B. Le Tribunal est convaincu que l’ordonnance est nécessaire, car d’autres mesures raisonnables ne permettront pas d’écarter le risque

[15] L’ordonnance de confidentialité à laquelle ont consenti les parties est la manière la moins intrusive possible d’atteindre les objectifs consistant, d’une part, à empêcher la divulgation des renseignements au public, et d’autre part, à protéger l’intérêt de celui-ci dans l’instruction transparente des plaintes. Il n’existe pas d’autre mesure raisonnable que l’ordonnance sollicitée.

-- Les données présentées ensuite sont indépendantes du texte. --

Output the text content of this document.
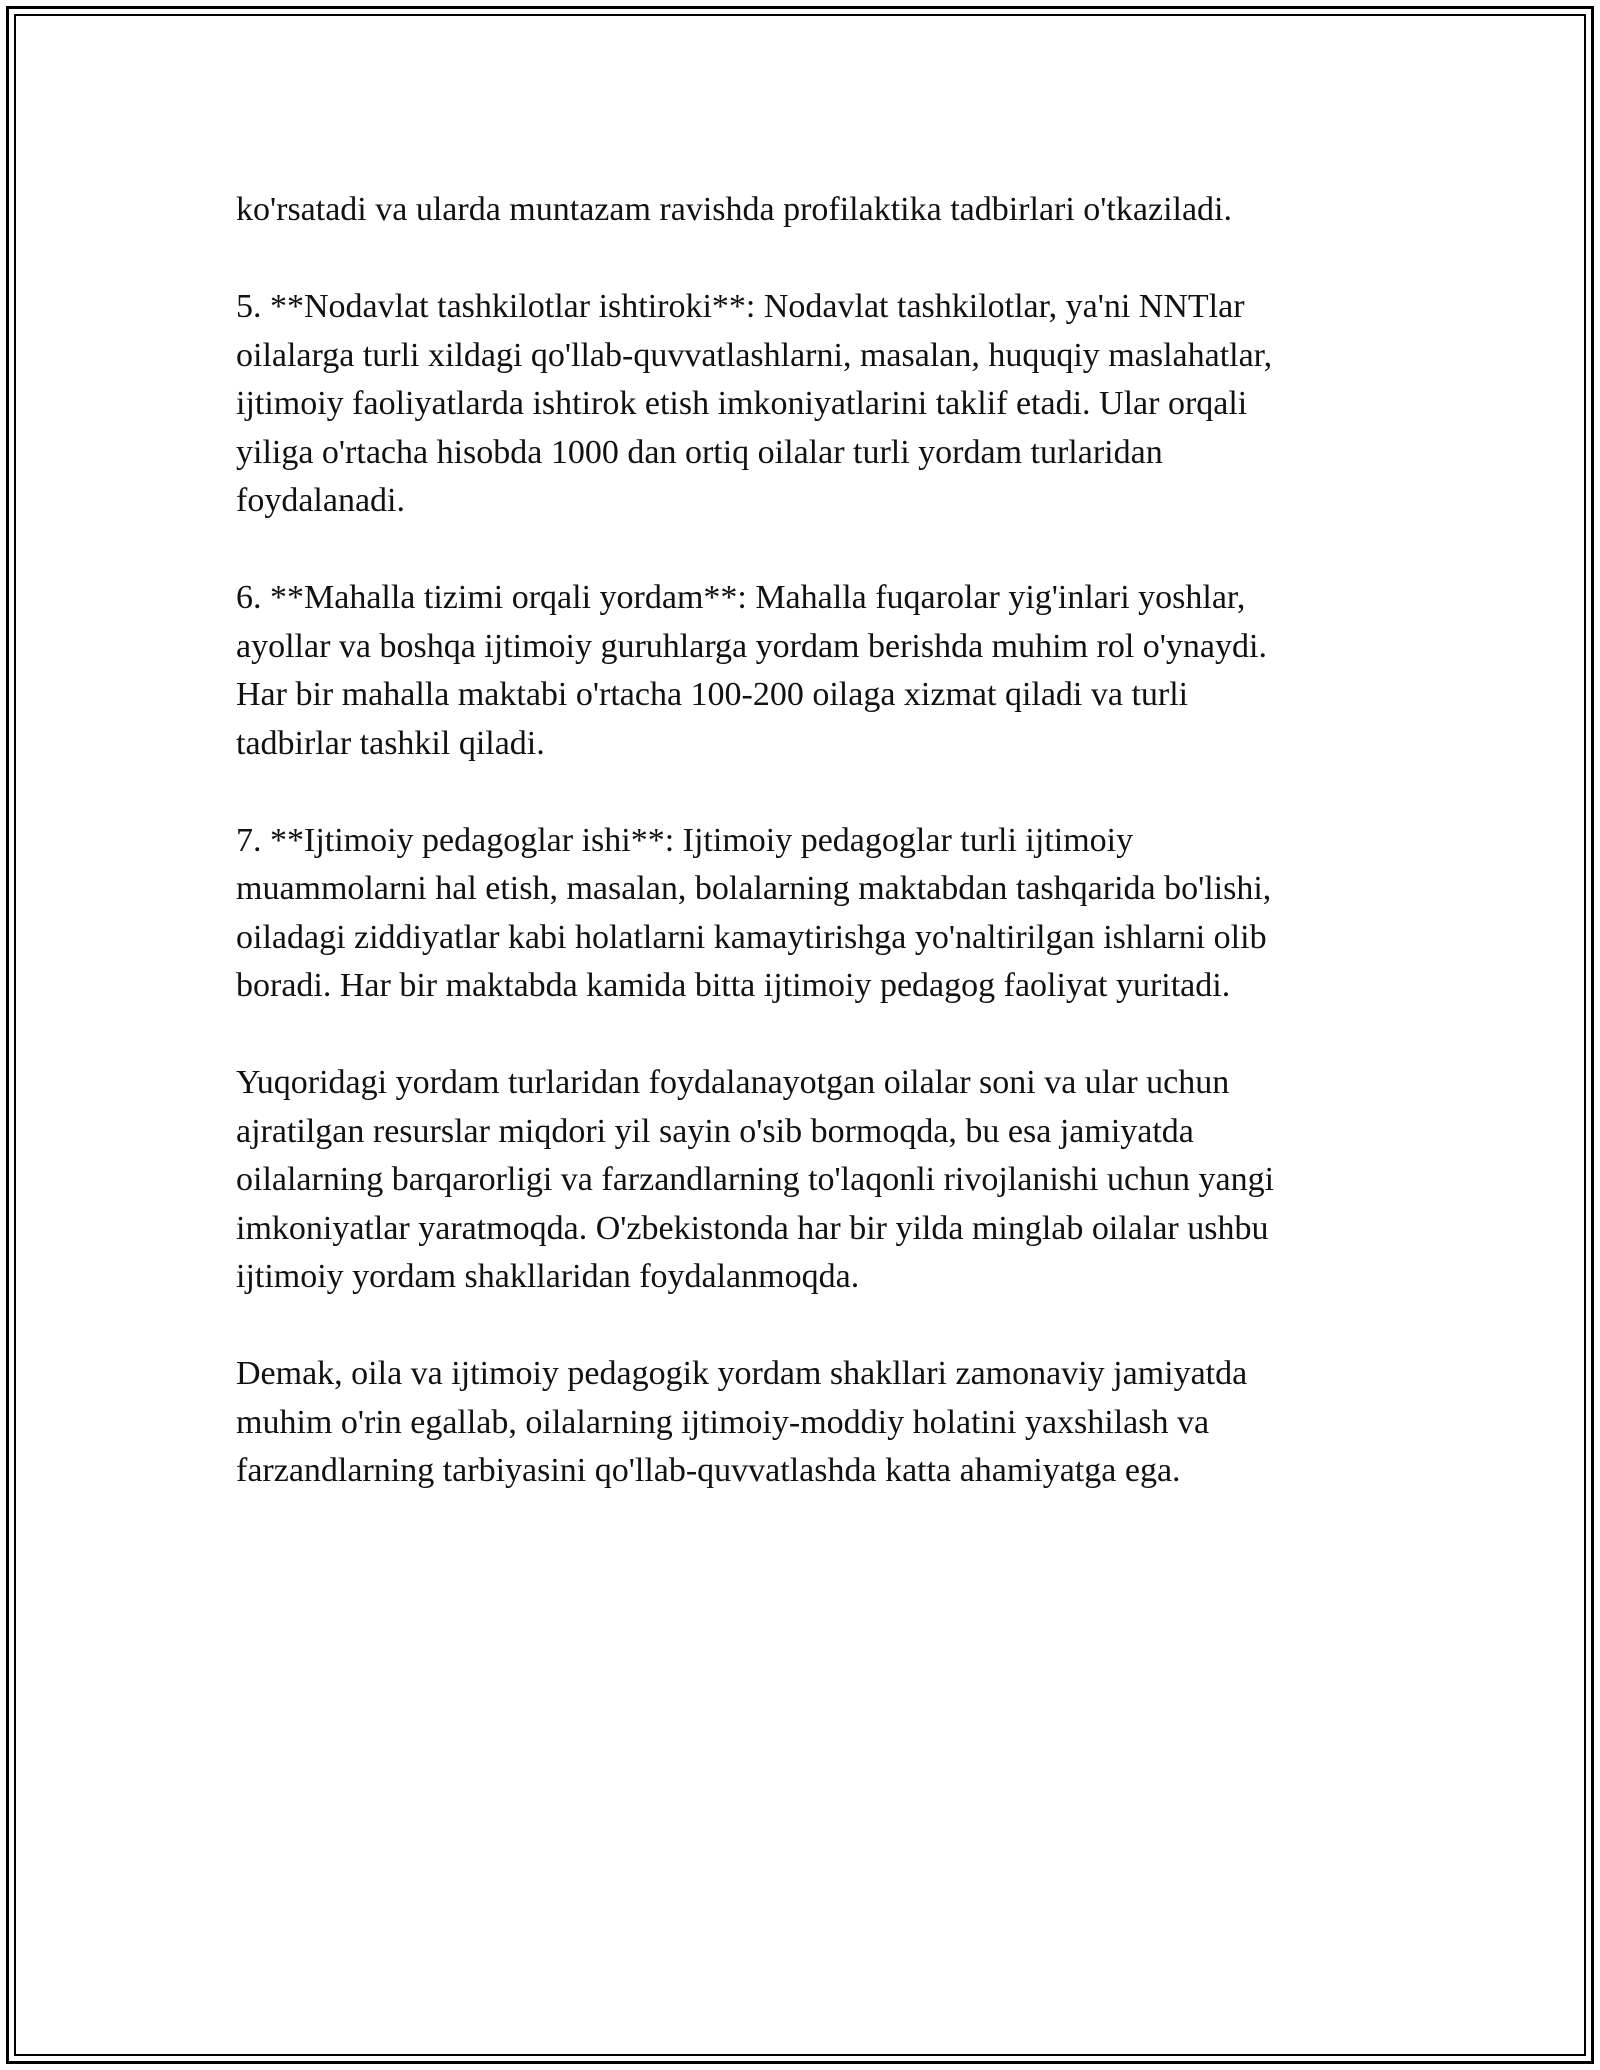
ko'rsatadi va ularda muntazam ravishda profilaktika tadbirlari o'tkaziladi.

5. **Nodavlat tashkilotlar ishtiroki**: Nodavlat tashkilotlar, ya'ni NNTlar
oilalarga turli xildagi qo'llab-quvvatlashlarni, masalan, huquqiy maslahatlar,
ijtimoiy faoliyatlarda ishtirok etish imkoniyatlarini taklif etadi. Ular orqali
yiliga o'rtacha hisobda 1000 dan ortiq oilalar turli yordam turlaridan
foydalanadi.

6. **Mahalla tizimi orqali yordam**: Mahalla fuqarolar yig'inlari yoshlar,
ayollar va boshqa ijtimoiy guruhlarga yordam berishda muhim rol o'ynaydi.
Har bir mahalla maktabi o'rtacha 100-200 oilaga xizmat qiladi va turli
tadbirlar tashkil qiladi.

7. **Ijtimoiy pedagoglar ishi**: Ijtimoiy pedagoglar turli ijtimoiy
muammolarni hal etish, masalan, bolalarning maktabdan tashqarida bo'lishi,
oiladagi ziddiyatlar kabi holatlarni kamaytirishga yo'naltirilgan ishlarni olib
boradi. Har bir maktabda kamida bitta ijtimoiy pedagog faoliyat yuritadi.

Yuqoridagi yordam turlaridan foydalanayotgan oilalar soni va ular uchun
ajratilgan resurslar miqdori yil sayin o'sib bormoqda, bu esa jamiyatda
oilalarning barqarorligi va farzandlarning to'laqonli rivojlanishi uchun yangi
imkoniyatlar yaratmoqda. O'zbekistonda har bir yilda minglab oilalar ushbu
ijtimoiy yordam shakllaridan foydalanmoqda.

Demak, oila va ijtimoiy pedagogik yordam shakllari zamonaviy jamiyatda
muhim o'rin egallab, oilalarning ijtimoiy-moddiy holatini yaxshilash va
farzandlarning tarbiyasini qo'llab-quvvatlashda katta ahamiyatga ega.
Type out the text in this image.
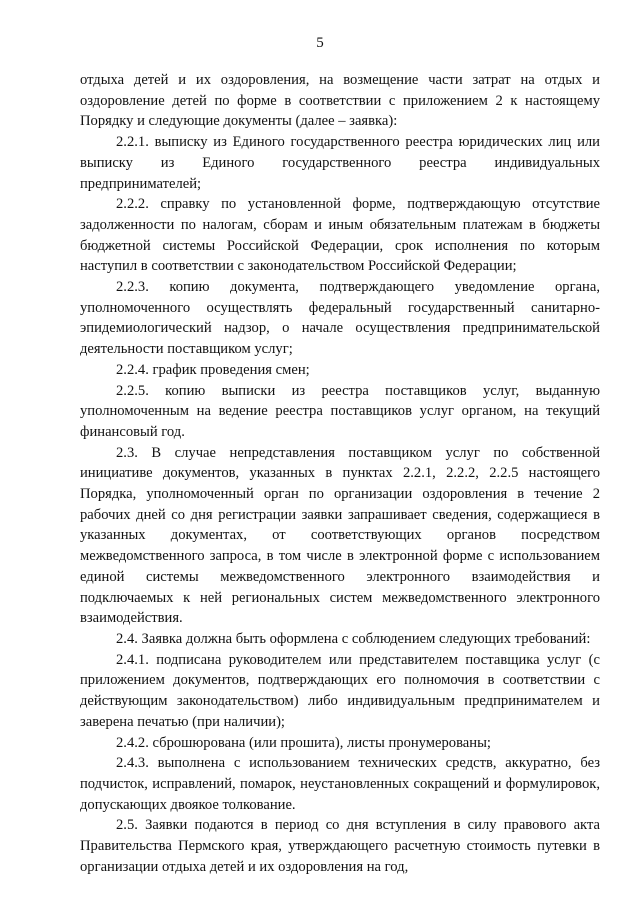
5

отдыха детей и их оздоровления, на возмещение части затрат на отдых и оздоровление детей по форме в соответствии с приложением 2 к настоящему Порядку и следующие документы (далее – заявка):

2.2.1. выписку из Единого государственного реестра юридических лиц или выписку из Единого государственного реестра индивидуальных предпринимателей;

2.2.2. справку по установленной форме, подтверждающую отсутствие задолженности по налогам, сборам и иным обязательным платежам в бюджеты бюджетной системы Российской Федерации, срок исполнения по которым наступил в соответствии с законодательством Российской Федерации;

2.2.3. копию документа, подтверждающего уведомление органа, уполномоченного осуществлять федеральный государственный санитарно-эпидемиологический надзор, о начале осуществления предпринимательской деятельности поставщиком услуг;

2.2.4. график проведения смен;

2.2.5. копию выписки из реестра поставщиков услуг, выданную уполномоченным на ведение реестра поставщиков услуг органом, на текущий финансовый год.

2.3. В случае непредставления поставщиком услуг по собственной инициативе документов, указанных в пунктах 2.2.1, 2.2.2, 2.2.5 настоящего Порядка, уполномоченный орган по организации оздоровления в течение 2 рабочих дней со дня регистрации заявки запрашивает сведения, содержащиеся в указанных документах, от соответствующих органов посредством межведомственного запроса, в том числе в электронной форме с использованием единой системы межведомственного электронного взаимодействия и подключаемых к ней региональных систем межведомственного электронного взаимодействия.

2.4. Заявка должна быть оформлена с соблюдением следующих требований:

2.4.1. подписана руководителем или представителем поставщика услуг (с приложением документов, подтверждающих его полномочия в соответствии с действующим законодательством) либо индивидуальным предпринимателем и заверена печатью (при наличии);

2.4.2. сброшюрована (или прошита), листы пронумерованы;

2.4.3. выполнена с использованием технических средств, аккуратно, без подчисток, исправлений, помарок, неустановленных сокращений и формулировок, допускающих двоякое толкование.

2.5. Заявки подаются в период со дня вступления в силу правового акта Правительства Пермского края, утверждающего расчетную стоимость путевки в организации отдыха детей и их оздоровления на год,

[16] Plus précisément, l’ordonnance de confidentialité n’entraînera que le retrait des noms des plaignants dans l’intitulé de la cause et le caviardage des renseignements d’identification et des renseignements d’enquête dans la version publique des documents déposés auprès du Tribunal. Les autres renseignements contenus dans ces documents demeureront accessibles au public. En outre, les plaignants, la Commission et le Tribunal auront accès aux renseignements caviardés, de sorte que l’ordonnance de confidentialité ne mettra raisonnablement pas en péril l’instruction équitable des plaintes.

C. La nécessité d’empêcher la divulgation l’emporte sur l’intérêt qu’a la société à ce que l’instruction soit publique.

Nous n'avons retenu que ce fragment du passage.